By the end of the trial in March, nearly everyone in Covlin’s life viewed him as a calculated sociopath, willing not only to kill his wife, Shele Danishefsky Covlin, for her fortune, but to manipulate the couple’s two children to gain access to their inheritance.
Still, when Covlin was sentenced in state Supreme Court in Manhattan on Wednesday, there was a final twist to the sad saga: The couple’s children pleaded with the judge for leniency for their father.
Myles Covlin, who is 12, approached Justice Ruth Pickholz to speak, standing a short distance from his father at the defense table.
“I lost one parent and do not want to lose a second,” Myles said as his father turned toward him and wiped tears from his eyes.
Dressed in khakis and a blue and white patterned shirt, Myles added, “I’m afraid if he is given the maximum sentence, I won’t have the opportunity to do things with my dad.”
His sister, Anna Covlin, now 18, did not attend the sentencing. But in a letter read by her paternal grandmother, she also urged the judge to give her father a lighter sentence than prosecutors had recommended.
Anna Covlin was only 9 in December 2009 when she woke and discovered her mother facedown in bloody water in the tub of their Upper West Side apartment. Her father lived across the hall and had a spare key to the apartment. Danishefsky Covlin had filed for divorce, and the day she died, she was planning to cut Covlin out of her will.
Pickholz was unmoved by the children’s statements. She called the evidence presented at trial overwhelming and sentenced Covlin to the maximum allowed for second-degree murder — 25 years to life.
Other relatives of Danishefsky Covlin, who was a successful finance executive when she died at 47, called the sentence “totally justified.”

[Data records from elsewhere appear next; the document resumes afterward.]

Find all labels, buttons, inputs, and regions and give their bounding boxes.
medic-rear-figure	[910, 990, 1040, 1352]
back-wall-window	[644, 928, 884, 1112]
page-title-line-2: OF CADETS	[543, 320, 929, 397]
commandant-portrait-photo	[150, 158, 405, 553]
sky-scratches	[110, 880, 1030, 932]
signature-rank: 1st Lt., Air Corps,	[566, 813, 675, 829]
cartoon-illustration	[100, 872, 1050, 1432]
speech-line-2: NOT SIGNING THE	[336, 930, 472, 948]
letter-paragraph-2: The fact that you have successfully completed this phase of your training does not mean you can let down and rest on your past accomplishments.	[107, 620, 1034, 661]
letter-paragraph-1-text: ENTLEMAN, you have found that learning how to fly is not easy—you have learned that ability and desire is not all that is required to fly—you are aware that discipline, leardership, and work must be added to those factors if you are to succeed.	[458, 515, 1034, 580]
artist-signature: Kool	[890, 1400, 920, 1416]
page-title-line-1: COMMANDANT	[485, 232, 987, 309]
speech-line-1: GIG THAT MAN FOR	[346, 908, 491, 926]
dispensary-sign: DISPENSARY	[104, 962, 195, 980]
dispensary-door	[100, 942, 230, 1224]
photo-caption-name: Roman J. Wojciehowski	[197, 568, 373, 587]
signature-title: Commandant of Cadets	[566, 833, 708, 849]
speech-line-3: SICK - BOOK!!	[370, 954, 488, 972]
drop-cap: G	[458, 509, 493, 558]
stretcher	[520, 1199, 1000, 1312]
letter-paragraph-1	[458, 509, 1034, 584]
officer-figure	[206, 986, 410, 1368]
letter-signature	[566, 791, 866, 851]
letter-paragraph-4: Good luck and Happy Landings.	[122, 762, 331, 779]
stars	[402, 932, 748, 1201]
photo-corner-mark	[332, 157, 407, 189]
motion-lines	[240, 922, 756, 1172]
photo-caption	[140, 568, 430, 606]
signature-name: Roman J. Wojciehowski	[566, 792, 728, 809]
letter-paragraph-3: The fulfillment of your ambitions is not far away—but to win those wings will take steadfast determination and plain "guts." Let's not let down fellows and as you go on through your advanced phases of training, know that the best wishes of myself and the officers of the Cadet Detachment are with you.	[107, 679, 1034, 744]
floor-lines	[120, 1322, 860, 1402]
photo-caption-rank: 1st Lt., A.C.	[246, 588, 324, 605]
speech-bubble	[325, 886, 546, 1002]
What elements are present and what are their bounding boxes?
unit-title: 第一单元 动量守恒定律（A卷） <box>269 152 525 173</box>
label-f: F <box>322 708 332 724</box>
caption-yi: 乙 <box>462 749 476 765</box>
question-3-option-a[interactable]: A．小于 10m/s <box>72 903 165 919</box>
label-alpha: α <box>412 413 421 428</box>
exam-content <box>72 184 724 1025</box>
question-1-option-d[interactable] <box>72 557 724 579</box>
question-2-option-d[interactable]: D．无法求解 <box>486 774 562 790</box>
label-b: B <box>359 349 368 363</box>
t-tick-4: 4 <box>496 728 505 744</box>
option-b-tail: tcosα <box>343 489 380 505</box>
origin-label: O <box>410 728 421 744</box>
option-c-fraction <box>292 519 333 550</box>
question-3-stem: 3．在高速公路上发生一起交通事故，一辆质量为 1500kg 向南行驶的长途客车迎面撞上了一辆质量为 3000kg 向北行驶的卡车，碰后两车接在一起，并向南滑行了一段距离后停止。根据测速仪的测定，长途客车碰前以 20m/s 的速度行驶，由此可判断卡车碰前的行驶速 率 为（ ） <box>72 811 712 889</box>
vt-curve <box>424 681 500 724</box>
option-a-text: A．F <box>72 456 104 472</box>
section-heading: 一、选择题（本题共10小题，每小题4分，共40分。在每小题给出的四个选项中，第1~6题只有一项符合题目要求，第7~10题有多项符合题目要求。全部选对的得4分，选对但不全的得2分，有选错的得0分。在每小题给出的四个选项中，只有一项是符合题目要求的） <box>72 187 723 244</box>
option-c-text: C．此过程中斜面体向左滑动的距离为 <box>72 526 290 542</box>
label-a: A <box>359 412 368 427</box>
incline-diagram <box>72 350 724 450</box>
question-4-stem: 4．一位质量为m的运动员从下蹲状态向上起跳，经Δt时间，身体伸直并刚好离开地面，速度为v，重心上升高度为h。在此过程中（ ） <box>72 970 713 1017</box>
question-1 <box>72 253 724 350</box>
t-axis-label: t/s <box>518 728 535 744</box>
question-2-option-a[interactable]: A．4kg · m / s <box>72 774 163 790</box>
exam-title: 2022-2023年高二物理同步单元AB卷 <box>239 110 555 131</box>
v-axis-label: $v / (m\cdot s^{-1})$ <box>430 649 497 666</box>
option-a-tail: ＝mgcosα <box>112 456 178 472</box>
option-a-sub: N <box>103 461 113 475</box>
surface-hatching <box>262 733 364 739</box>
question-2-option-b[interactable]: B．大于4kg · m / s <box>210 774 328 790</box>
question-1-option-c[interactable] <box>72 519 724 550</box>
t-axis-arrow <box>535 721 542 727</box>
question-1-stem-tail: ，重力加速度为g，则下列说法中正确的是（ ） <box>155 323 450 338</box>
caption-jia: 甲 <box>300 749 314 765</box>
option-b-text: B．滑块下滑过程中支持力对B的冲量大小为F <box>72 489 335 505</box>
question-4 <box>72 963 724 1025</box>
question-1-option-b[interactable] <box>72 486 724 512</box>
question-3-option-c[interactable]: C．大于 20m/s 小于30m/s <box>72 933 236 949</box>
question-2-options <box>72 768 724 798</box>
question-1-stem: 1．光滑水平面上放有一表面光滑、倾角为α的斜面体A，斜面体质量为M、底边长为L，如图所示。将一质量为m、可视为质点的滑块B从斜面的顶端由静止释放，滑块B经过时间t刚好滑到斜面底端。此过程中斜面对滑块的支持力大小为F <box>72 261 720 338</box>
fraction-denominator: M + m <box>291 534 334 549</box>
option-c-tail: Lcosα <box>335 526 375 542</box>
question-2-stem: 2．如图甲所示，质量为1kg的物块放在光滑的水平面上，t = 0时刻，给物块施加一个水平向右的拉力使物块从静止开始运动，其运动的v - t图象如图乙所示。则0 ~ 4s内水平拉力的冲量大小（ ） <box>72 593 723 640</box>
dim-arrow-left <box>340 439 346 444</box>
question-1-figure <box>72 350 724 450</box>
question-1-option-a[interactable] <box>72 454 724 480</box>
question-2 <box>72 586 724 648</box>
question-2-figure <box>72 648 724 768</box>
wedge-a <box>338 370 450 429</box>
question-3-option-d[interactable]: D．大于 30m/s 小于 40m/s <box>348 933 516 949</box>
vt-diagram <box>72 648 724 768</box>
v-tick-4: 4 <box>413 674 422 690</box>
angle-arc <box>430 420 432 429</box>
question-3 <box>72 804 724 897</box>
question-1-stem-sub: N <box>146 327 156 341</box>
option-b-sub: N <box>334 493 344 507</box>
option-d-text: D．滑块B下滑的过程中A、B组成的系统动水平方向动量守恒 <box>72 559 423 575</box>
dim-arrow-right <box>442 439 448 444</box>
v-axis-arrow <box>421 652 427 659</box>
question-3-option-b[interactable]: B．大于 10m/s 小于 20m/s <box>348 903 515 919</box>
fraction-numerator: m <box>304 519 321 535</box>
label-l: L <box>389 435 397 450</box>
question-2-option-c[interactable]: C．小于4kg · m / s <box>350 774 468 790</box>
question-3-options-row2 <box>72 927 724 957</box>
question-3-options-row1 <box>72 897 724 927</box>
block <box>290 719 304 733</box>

“The defendant is a heartless monster,” said Peggy Danishefsky, the victim’s sister-in-law. “He has torn our family apart and tried to destroy our family in so many ways.”
Prosecutors worked more than five years to build a case against Covlin. The initial investigation had been lacking because investigators assumed her death was an accident. (For instance, officers allowed the family to bury Danishefsky Covlin before an autopsy was done and to let a rabbi clean the blood-soaked bathroom with peroxide.)
In the end, the lead prosecutor, Matthew Bogdanos, mounted a case built largely on circumstantial evidence. He persuaded a jury that only Covlin could have committed the murder and that he had held his wife in a chokehold, squeezing her neck so tightly that he had snapped the hyoid bone and caused blood vessels to burst in her eye.
Covlin, 45, said before he was sentenced that he was innocent. “Luckily my daughter who was there that night knows the truth,” he said. “She’s the only one who could.”
Bogdanos said Covlin’s criminal behavior continued long after his wife’s death. He urged his daughter, for instance, to accuse her grandfather of rape as part of a scheme to regain custody of the children from his parents.
At another point he had planned to take Anna to Mexico, where she would be married, so that she could be emancipated from his parents. There was also evidence presented at trial that Covlin tried to forge a letter from his daughter, in which she took responsibility for the killing.
Covlin even made plans to kill his own parents, Bogdanos said.
“It is reasonable to ask: How long had he planned it?” Bogdanos told the court. “How many iterations had he gone through to come up with this particular plan?”
Speaking in the hallway after the sentencing, the Manhattan district attorney, Cyrus R. Vance Jr., said the family’s story contained lessons for all New Yorkers.
“This tragedy was compounded by the fact that it occurred in a family that is educated, wealthy and happy in so many ways,” he said. “Domestic violence occurs everywhere.”